Population-based approach to analyze sparse sampling data in biopharmaceutic and pharmacokinetic studies using nonmem and Monolix

Abstract

Although it has been developed since 1972, the application of a population-based modeling approach in Indonesia, particularly to analyze biopharmaceutic and pharmacokinetic data remains very limited. This study was aimed to evaluate the performance of Monolix and NONMEM, two of the popular software packages in a population-based modeling approach, to analyze the limited data (sparse data) of the time profiles of the simulated plasma drug concentration of a theoretical compound. Monolix and NONMEM were used to model the limited data (40 data points) resulting from random selection of 180 data points of plasma drug concentrations (Cp) in 20 subjects at 0.25; 0.5; 0.75; 1; 1.5; 3; 6; 12 and 18 hours after per-oral administration of a 100mg of a theoretical compound. Values of the absorption rate constant (Ka), the elimination rate constant (Kel) and the distribution volume (Vd) of sparse data estimated using Monolix and NONMEM, were compared to the respective values of rich data obtained by a conventional two-stage approach using PKSolver.

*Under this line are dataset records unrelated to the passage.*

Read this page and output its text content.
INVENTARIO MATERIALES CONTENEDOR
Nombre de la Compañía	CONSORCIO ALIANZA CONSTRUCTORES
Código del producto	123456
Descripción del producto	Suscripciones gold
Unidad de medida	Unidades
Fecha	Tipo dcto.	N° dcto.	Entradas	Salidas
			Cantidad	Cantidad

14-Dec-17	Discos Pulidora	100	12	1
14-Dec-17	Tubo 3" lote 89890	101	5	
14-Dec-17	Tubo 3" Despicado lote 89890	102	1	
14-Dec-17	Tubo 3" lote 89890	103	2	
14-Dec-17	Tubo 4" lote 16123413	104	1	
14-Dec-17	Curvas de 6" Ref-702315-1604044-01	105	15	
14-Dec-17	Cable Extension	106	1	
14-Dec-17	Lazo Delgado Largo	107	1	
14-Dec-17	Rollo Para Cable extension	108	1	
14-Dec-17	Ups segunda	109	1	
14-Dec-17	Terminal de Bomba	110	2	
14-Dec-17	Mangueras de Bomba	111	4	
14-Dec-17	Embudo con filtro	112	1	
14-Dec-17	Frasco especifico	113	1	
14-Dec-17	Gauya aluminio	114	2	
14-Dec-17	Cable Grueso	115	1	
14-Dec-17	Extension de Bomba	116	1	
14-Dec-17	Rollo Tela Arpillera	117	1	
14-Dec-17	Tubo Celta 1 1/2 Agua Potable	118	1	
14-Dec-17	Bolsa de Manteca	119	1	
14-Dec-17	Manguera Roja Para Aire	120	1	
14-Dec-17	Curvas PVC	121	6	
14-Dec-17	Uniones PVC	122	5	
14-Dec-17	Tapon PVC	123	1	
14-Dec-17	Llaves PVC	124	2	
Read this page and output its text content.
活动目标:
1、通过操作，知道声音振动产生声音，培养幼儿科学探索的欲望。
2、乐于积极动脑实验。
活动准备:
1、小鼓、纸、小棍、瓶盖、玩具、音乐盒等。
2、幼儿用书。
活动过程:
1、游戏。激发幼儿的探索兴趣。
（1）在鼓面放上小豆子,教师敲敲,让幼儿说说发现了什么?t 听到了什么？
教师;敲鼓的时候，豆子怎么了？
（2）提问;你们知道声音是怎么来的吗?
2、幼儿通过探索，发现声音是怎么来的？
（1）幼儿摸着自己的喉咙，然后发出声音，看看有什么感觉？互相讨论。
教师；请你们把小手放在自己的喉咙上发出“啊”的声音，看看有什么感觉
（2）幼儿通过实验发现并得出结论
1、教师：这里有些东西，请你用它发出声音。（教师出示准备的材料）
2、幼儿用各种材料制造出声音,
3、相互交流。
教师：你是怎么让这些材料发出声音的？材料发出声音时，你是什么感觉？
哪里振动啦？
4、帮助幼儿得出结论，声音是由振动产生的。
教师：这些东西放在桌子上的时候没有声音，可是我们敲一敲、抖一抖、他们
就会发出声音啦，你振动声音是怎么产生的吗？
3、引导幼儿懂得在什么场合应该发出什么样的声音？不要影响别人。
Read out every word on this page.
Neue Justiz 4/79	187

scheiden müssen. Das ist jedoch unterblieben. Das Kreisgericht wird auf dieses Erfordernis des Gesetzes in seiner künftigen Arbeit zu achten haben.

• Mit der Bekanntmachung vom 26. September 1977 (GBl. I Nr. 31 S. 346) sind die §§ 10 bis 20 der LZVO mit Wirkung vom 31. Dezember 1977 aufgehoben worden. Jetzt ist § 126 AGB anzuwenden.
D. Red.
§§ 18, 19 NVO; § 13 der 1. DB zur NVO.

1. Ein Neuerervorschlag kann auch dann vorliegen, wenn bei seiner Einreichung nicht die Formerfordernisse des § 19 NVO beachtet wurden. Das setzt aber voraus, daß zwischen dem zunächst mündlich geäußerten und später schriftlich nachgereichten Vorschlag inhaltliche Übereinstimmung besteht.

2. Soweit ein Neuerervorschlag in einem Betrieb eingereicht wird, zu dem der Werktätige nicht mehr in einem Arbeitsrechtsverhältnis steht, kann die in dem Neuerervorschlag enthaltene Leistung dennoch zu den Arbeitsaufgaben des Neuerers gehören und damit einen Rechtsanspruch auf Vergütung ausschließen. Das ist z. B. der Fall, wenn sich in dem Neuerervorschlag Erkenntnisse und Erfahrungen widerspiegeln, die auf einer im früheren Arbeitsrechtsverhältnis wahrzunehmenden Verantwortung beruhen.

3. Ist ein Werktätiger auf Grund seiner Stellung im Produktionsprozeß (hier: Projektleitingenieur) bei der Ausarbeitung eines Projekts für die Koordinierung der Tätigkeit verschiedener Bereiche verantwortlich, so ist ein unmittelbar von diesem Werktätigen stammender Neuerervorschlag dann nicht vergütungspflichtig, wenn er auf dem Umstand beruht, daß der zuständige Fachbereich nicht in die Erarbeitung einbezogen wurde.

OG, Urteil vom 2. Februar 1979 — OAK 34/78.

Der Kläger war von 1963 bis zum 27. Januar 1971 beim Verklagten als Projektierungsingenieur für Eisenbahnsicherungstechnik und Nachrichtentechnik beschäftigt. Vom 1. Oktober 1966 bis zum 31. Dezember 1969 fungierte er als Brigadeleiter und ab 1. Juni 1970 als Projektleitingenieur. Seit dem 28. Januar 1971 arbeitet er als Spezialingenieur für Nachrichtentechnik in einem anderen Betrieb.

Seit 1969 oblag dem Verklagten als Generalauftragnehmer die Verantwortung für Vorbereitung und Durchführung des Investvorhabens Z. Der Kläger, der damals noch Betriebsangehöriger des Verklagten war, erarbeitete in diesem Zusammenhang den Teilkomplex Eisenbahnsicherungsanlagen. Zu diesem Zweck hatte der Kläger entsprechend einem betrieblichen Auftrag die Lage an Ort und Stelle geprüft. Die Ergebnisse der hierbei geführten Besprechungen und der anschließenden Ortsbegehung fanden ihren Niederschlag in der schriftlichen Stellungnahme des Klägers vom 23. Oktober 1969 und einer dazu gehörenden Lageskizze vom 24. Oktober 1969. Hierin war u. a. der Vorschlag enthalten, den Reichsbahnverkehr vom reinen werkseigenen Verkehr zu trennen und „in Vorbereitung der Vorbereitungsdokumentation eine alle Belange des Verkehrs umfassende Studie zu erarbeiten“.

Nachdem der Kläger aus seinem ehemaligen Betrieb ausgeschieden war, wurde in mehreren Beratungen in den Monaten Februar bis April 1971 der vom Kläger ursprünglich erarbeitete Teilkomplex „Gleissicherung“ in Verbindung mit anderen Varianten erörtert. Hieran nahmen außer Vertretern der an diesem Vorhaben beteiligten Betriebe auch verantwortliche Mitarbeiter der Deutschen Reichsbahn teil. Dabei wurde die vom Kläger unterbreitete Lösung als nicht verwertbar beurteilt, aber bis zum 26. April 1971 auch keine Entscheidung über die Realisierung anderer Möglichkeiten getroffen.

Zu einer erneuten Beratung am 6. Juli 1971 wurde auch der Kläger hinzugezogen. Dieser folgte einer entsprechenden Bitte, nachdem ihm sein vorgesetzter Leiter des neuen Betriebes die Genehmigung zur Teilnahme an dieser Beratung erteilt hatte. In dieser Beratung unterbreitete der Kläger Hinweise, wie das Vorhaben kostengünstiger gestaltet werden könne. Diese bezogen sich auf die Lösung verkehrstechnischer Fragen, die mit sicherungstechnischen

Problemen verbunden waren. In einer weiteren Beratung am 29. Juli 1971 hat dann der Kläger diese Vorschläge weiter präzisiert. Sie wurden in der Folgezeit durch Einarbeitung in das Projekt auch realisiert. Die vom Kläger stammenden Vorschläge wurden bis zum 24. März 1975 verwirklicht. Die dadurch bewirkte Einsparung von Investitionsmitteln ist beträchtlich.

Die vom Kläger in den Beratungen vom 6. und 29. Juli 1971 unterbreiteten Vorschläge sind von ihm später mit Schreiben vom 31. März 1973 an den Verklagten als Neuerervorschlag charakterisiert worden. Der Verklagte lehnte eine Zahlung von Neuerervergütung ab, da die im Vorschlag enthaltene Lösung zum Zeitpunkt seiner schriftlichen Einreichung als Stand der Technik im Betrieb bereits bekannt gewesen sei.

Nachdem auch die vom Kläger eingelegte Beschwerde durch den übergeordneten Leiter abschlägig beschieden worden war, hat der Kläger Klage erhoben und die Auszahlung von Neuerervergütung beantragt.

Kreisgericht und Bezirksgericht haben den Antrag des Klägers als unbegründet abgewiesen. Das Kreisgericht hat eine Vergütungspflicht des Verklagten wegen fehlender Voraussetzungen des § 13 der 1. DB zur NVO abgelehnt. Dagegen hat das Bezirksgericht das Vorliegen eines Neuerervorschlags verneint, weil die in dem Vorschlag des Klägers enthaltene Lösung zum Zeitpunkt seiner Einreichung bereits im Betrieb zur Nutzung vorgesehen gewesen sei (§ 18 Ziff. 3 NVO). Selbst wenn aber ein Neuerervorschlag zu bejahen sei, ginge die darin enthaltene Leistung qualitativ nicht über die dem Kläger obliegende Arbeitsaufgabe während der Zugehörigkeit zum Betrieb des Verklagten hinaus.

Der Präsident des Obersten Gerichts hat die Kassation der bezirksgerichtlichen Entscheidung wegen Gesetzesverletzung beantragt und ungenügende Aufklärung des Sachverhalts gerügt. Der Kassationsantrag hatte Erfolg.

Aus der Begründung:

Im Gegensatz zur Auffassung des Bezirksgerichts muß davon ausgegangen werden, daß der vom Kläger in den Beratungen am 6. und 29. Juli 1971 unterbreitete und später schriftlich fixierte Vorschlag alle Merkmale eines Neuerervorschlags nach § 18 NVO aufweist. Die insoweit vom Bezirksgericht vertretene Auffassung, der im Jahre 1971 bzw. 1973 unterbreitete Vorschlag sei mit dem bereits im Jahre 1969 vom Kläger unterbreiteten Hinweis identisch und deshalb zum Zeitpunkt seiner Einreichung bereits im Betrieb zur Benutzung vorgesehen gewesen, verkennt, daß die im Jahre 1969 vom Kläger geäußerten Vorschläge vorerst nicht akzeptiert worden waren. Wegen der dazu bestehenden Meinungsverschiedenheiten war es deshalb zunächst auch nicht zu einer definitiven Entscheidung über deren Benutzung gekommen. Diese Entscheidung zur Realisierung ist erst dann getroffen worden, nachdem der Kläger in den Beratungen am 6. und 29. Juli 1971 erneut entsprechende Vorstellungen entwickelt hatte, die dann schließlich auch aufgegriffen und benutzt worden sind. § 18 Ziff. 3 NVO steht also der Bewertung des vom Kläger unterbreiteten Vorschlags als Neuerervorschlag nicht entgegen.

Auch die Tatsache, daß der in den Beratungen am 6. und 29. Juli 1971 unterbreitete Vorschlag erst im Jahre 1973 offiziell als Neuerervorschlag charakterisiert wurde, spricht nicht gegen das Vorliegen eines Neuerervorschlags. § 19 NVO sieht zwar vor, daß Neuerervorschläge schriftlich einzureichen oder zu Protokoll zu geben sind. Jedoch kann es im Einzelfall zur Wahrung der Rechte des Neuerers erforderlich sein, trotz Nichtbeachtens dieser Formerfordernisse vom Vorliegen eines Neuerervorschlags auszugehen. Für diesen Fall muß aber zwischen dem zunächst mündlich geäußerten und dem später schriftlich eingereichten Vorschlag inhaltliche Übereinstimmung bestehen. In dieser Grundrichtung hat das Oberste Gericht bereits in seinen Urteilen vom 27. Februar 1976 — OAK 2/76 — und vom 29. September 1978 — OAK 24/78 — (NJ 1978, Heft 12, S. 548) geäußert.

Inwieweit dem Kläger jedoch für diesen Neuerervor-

The calculation system of a nonlinear mixed effect model in Monolix and NONMEM, successfully describes the sparse data, based on the visual evaluation of the goodness of fit. Comparison of parameter estimates of population values in Monolix and NONMEM are in the range of 94 to 108% of the real values of the rich data analyzed by PKSolver. A population-based modeling can adequately describe limited or sparse data, demonstrating its capability as an important tool in clinical studies, involving patients.